I need to grab the top comments in a subreddit, from all time.
I have tried grabbing all the submissions, and iterating through them, but unfortunately the amount of posts you can get is limited to 1000.
I have tried using Subreddit.get_comments
, but it returns only 25 comments.
So I am looking for a way around that.
Can you help me out?
It is possible to use get_comments
with a parameter of limit
set to None
to get all available comments. (By default, it uses the amount for the account, which is usually 25). (The parameters that are used for get_comments
include the ones for get_content
, including limit
).
However, this probably won't do what you want – get_comments
(or more specifically /r/subreddit/comments
) only offers a list of new comments or new gilded comments, not top comments. And since get_comments
also capped to 1000 comments, you'll have trouble building a full list of top comments.

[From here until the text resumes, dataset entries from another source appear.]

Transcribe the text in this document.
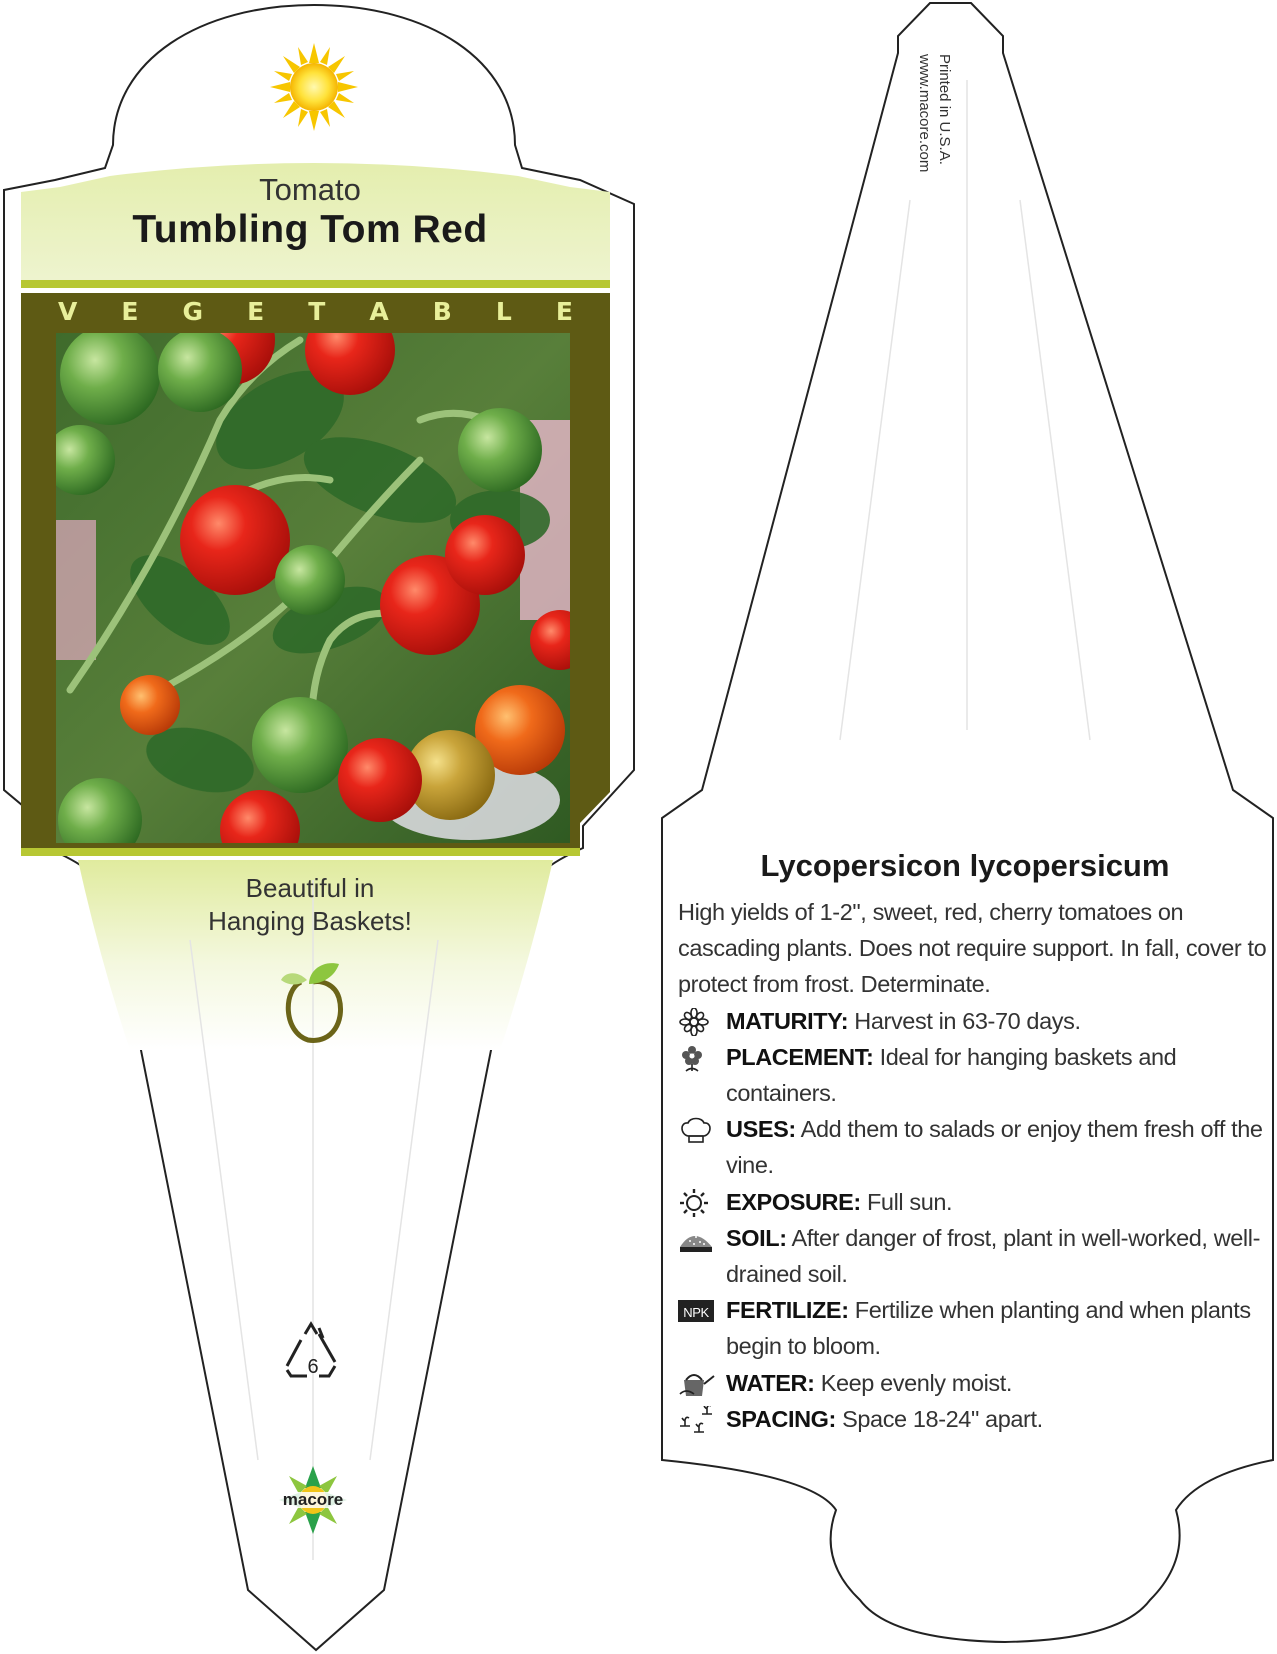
Tomato
Tumbling Tom Red
V E G E T A B L E
Beautiful in
Hanging Baskets!
6
macore
Printed in U.S.A.
www.macore.com
Lycopersicon lycopersicum

High yields of 1-2", sweet, red, cherry tomatoes on cascading plants. Does not require support. In fall, cover to protect from frost. Determinate.

MATURITY: Harvest in 63-70 days.
PLACEMENT: Ideal for hanging baskets and containers.
USES: Add them to salads or enjoy them fresh off the vine.
EXPOSURE: Full sun.
SOIL: After danger of frost, plant in well-worked, well-drained soil.
NPK FERTILIZE: Fertilize when planting and when plants begin to bloom.
WATER: Keep evenly moist.
SPACING: Space 18-24" apart.
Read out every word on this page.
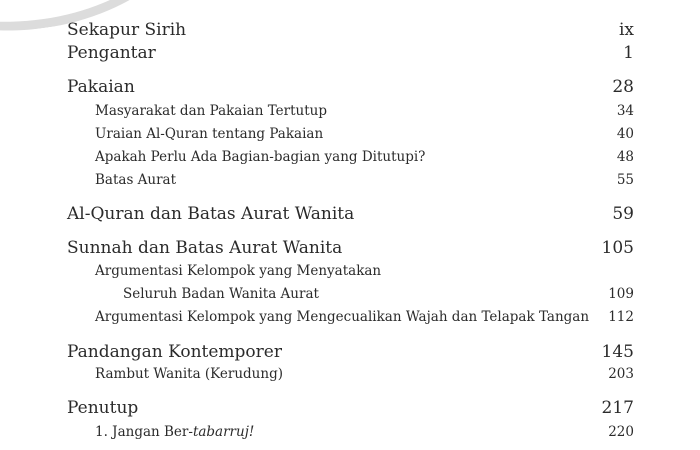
Sekapur Sirih	ix
Pengantar	1
Pakaian	28
Masyarakat dan Pakaian Tertutup	34
Uraian Al-Quran tentang Pakaian	40
Apakah Perlu Ada Bagian-bagian yang Ditutupi?	48
Batas Aurat	55
Al-Quran dan Batas Aurat Wanita	59
Sunnah dan Batas Aurat Wanita	105
Argumentasi Kelompok yang Menyatakan
Seluruh Badan Wanita Aurat	109
Argumentasi Kelompok yang Mengecualikan Wajah dan Telapak Tangan 112
Pandangan Kontemporer	145
Rambut Wanita (Kerudung)	203
Penutup	217
1. Jangan Ber-tabarruj!	220
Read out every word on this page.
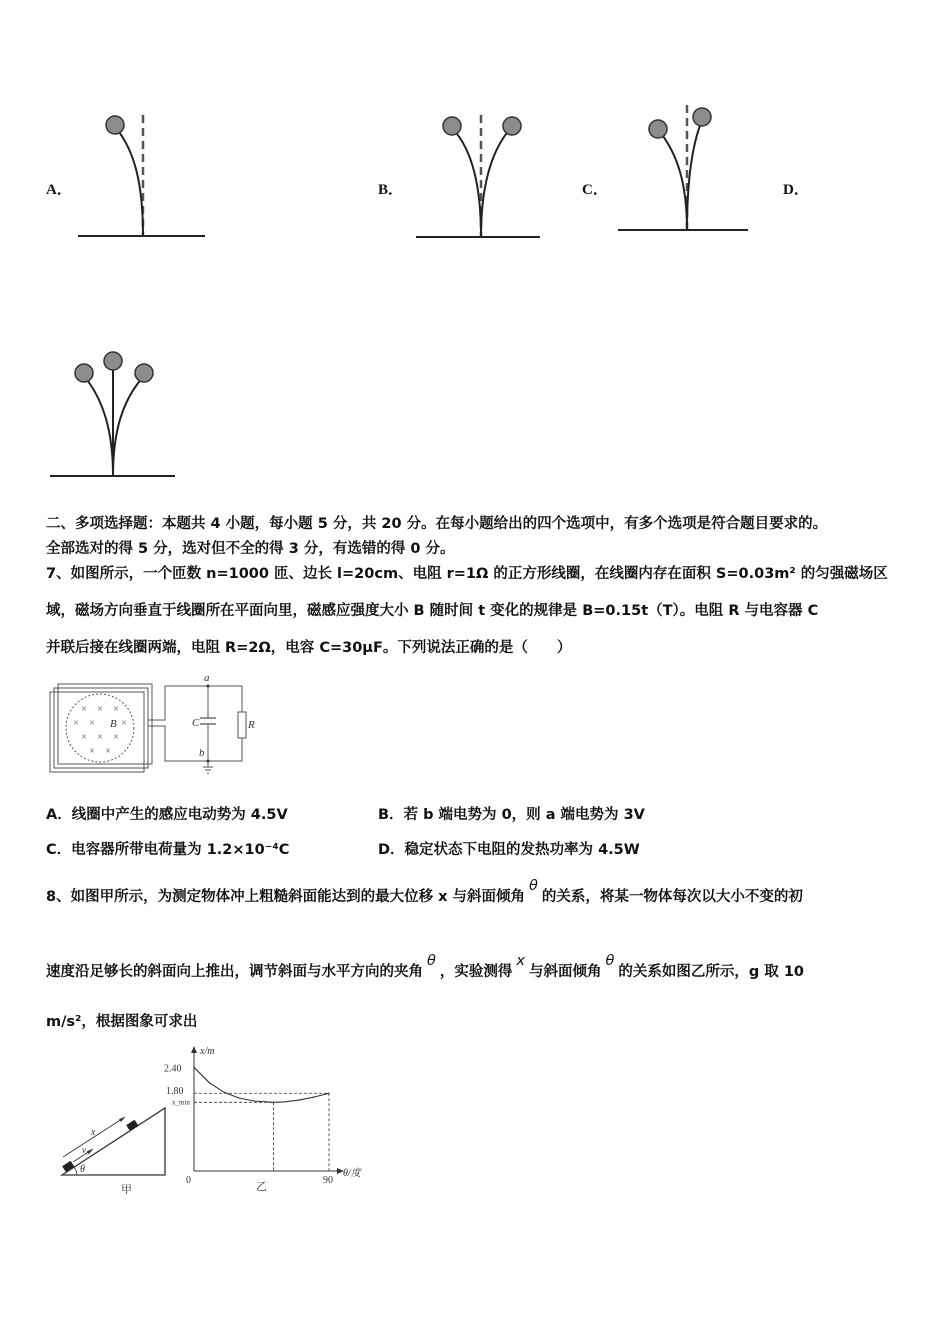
A．	B．	C．	D．
二、多项选择题：本题共 4 小题，每小题 5 分，共 20 分。在每小题给出的四个选项中，有多个选项是符合题目要求的。
全部选对的得 5 分，选对但不全的得 3 分，有选错的得 0 分。
7、如图所示，一个匝数 n=1000 匝、边长 l=20cm、电阻 r=1Ω 的正方形线圈，在线圈内存在面积 S=0.03m² 的匀强磁场区
域，磁场方向垂直于线圈所在平面向里，磁感应强度大小 B 随时间 t 变化的规律是 B=0.15t（T）。电阻 R 与电容器 C
并联后接在线圈两端，电阻 R=2Ω，电容 C=30μF。下列说法正确的是（　　）
× × ×
× ×	×
× × ×
× ×
B	C	R
a
b
A．线圈中产生的感应电动势为 4.5V	B．若 b 端电势为 0，则 a 端电势为 3V
C．电容器所带电荷量为 1.2×10⁻⁴C	D．稳定状态下电阻的发热功率为 4.5W
8、如图甲所示，为测定物体冲上粗糙斜面能达到的最大位移 x 与斜面倾角θ的关系，将某一物体每次以大小不变的初
速度沿足够长的斜面向上推出，调节斜面与水平方向的夹角θ，实验测得x与斜面倾角θ的关系如图乙所示，g 取 10
m/s²，根据图象可求出
x
v₀
θ
甲
x/m
θ/度
0	90
2.40
1.80
x_min
乙
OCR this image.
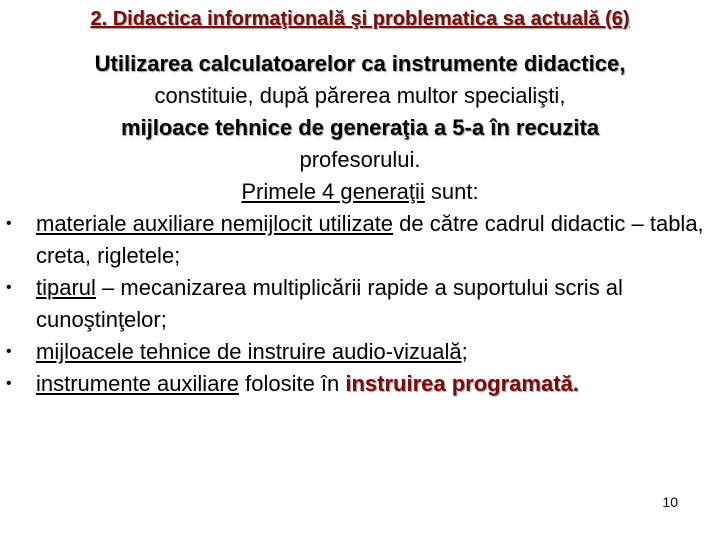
2. Didactica informaţională şi problematica sa actuală (6)
Utilizarea calculatoarelor ca instrumente didactice,
constituie, după părerea multor specialişti,
mijloace tehnice de generaţia a 5-a în recuzita
profesorului.
Primele 4 generaţii sunt:
• materiale auxiliare nemijlocit utilizate de către cadrul didactic – tabla, creta, rigletele;
• tiparul – mecanizarea multiplicării rapide a suportului scris al cunoştinţelor;
• mijloacele tehnice de instruire audio-vizuală;
• instrumente auxiliare folosite în instruirea programată.
10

So what you really want is the original algorithm – getting the list of top submissions and then the top comments of those. It's not the perfect system (a low-scoring post might actually have a highly voted comment), but it's the best possible.
Here's some code:
import praw
r = praw.Reddit(user_agent='top_comment_test')
subreddit = r.get_subreddit('opensource')
top = subreddit.get_top(params={'t': 'all'}, limit=25) # For a more potentially accurate set of top comments, increase the limit (but it'll take longer)
all_comments = []
for submission in top:
submission_comments = praw.helpers.flatten_tree(submission.comments)
#don't include non comment objects such as "morecomments"
real_comments = [comment for comment in submission_comments if isinstance(comment, praw.objects.Comment)]
all_comments += real_comments
all_comments.sort(key=lambda comment: comment.score, reverse=True)
top_comments = all_comments[:25] #top 25 comments
print top_comments